A final issue of course is circular dependencies. Basically you have to decide how tolerant your system will be of circular dependencies and how it will try to recover from them. In Jazz I believe we try to tolerate them but loudly complain about them via WARN-level log messages so people usually eliminate them pretty quickly. In my view, a circular dependency is either a symptom of poor design, an implemnetation bug, or both.

Footnotes

[1] In hindsight I believe we went a bit too far with the “extreme Ajax” approach, but that’s for another blog entry.

[2] When I say “we” in this article I basically mean myself and Richard Backhouse, who collaborated on the design of the Jazz Web UI code loading infrastructure between 2005 and 2009. Though I was quite involved with the design, Richard implemented everything. Randy Hudson took over this code in 2010 and has added quite a few of his own ideas and improvements.

[3] My favorite writing on modular software development is Clemens Szyperski’s “Component Software, 2nd Ed.

[4] The very first Ajax code we wrote starting in early 2006 evolved into the Rational Team Concert web UI. Later we factored out a subset of this code to be the Jazz Foundation web UI frameworks and common components which were then used by a number of other Rational products. You can actually see Rational’s self-hosting instance of Rational Team Concert at Jazz.net, though this requires you to first register with Jazz.net (frowny face).

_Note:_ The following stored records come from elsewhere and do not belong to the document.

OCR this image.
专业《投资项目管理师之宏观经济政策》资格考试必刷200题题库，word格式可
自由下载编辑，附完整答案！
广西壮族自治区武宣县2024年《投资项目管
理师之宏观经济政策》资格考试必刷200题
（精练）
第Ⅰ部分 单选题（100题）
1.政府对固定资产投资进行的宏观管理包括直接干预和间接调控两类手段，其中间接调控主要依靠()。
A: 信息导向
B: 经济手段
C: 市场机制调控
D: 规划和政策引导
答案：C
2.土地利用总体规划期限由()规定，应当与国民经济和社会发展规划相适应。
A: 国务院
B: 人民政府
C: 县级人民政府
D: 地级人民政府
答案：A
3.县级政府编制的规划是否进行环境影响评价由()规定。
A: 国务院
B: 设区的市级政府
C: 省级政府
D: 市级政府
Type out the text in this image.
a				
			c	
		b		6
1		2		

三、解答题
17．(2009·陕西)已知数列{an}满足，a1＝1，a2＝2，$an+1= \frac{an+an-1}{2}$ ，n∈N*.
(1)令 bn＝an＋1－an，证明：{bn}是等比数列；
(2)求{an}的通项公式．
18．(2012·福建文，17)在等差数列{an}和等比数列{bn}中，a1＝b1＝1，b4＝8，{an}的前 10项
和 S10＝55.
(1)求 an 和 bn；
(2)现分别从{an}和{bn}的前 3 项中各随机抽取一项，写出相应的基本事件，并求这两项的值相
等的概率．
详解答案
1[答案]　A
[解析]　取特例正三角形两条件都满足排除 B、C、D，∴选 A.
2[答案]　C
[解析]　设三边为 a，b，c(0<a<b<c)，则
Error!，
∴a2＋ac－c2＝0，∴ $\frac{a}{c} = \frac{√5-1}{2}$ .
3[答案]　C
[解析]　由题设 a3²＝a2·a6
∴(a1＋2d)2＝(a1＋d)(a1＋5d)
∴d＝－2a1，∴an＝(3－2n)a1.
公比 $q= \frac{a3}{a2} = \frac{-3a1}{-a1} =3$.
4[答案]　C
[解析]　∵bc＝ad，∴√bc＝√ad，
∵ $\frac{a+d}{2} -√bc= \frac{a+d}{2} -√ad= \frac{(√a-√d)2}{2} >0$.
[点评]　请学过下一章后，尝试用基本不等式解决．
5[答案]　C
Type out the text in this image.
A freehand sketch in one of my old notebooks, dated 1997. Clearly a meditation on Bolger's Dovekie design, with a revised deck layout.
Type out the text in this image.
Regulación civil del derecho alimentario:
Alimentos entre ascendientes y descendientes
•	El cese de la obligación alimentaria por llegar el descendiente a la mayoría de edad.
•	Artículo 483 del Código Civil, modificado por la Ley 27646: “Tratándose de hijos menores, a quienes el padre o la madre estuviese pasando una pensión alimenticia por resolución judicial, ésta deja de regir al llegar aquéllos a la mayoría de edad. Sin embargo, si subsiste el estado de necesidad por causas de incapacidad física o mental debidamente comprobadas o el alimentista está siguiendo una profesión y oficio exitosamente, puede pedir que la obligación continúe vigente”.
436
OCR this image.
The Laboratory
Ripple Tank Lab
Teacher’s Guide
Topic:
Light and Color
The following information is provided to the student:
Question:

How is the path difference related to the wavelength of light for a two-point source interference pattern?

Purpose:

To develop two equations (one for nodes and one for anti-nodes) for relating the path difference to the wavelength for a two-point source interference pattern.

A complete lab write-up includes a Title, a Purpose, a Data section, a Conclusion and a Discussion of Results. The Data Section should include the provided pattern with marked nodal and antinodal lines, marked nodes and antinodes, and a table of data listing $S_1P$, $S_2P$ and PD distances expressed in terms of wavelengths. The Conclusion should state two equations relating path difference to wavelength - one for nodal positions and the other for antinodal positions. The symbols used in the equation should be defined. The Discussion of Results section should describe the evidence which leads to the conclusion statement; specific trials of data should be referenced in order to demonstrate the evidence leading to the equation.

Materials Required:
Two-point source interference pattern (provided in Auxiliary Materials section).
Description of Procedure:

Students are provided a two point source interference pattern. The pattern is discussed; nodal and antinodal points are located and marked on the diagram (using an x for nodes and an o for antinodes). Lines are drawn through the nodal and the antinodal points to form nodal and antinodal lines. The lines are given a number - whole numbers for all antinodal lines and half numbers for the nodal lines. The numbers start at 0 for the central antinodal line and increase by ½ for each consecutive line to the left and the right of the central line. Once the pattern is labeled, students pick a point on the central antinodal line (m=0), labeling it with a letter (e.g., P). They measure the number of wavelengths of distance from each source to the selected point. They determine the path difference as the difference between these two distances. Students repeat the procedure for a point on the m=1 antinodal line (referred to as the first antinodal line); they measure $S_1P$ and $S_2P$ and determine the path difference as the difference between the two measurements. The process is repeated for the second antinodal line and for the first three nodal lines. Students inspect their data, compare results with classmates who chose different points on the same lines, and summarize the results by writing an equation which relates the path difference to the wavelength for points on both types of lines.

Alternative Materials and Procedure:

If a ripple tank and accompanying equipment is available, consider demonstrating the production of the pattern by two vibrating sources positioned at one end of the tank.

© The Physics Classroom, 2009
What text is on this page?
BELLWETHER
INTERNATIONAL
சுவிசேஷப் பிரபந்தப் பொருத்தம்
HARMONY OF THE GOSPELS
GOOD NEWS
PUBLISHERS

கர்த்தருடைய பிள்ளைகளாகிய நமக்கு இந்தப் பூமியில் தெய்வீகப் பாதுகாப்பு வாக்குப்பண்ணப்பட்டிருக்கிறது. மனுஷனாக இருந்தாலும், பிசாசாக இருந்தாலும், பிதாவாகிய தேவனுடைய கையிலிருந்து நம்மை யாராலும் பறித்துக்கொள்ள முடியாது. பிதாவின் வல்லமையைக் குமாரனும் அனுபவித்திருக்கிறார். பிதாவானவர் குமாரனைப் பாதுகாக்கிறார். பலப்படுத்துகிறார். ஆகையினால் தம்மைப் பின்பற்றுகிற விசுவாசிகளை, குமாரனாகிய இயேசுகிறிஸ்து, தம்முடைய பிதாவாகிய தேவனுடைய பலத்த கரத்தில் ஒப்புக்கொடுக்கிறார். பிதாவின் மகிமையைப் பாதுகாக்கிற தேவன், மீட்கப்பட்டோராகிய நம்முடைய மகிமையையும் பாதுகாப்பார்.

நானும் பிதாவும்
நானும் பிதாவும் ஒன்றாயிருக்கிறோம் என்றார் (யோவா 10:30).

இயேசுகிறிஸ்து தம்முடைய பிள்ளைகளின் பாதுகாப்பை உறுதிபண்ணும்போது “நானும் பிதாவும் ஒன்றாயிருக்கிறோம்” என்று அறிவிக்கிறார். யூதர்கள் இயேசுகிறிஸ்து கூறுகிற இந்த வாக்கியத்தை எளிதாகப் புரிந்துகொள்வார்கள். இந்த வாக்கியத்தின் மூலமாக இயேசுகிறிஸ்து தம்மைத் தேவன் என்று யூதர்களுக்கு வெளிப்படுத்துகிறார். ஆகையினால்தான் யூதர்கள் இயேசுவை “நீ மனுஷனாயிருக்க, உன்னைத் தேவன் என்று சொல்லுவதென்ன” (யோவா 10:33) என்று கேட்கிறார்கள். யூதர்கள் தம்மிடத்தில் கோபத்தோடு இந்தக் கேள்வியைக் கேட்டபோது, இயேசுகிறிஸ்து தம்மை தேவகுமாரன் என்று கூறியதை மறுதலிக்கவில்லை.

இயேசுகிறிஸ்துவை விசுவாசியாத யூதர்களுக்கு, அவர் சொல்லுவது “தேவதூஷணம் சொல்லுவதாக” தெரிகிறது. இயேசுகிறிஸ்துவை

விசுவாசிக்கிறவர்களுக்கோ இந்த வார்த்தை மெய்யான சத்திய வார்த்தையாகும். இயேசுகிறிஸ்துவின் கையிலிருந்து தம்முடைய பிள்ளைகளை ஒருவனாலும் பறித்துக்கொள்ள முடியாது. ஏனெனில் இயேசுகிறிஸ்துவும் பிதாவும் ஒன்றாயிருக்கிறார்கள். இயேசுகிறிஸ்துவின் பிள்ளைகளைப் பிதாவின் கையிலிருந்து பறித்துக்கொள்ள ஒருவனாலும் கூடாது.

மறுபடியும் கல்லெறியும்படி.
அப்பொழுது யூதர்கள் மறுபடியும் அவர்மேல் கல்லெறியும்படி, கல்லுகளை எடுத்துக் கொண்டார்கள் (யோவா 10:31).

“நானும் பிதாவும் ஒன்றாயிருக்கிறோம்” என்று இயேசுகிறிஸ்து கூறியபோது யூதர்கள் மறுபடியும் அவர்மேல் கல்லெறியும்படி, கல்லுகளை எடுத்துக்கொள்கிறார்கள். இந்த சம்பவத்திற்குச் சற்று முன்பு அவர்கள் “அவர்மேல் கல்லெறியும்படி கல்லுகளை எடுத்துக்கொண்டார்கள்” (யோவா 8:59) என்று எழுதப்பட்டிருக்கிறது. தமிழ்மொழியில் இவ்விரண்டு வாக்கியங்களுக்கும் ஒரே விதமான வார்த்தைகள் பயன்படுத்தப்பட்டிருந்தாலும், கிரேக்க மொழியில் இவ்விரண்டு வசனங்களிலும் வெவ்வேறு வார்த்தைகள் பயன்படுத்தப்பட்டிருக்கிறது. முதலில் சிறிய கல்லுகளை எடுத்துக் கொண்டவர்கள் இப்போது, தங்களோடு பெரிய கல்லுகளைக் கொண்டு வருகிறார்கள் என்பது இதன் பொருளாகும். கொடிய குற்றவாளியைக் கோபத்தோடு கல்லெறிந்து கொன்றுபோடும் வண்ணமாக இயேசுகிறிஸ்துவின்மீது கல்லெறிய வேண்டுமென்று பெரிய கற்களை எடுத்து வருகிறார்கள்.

[5] E.g. the Eclipse Platform, from which I learned about lazy loading, and many other design patterns.

[6] It is obviously necessary to avoid circular dependencies between modules.

[7] I’ve written up a longer article on validation-based caching vs. expiration-based caching for anyone interested.

[8] It’s a bit trickier than it should be to make expiration-based caching work consistently across all browsers. The short version of the solution is to use every possible directive you can to tell the browser to use expiration-based caching; e.g. expires, cache-control, etc. Mark Nottingham has a blog entry with some more detail on this topic.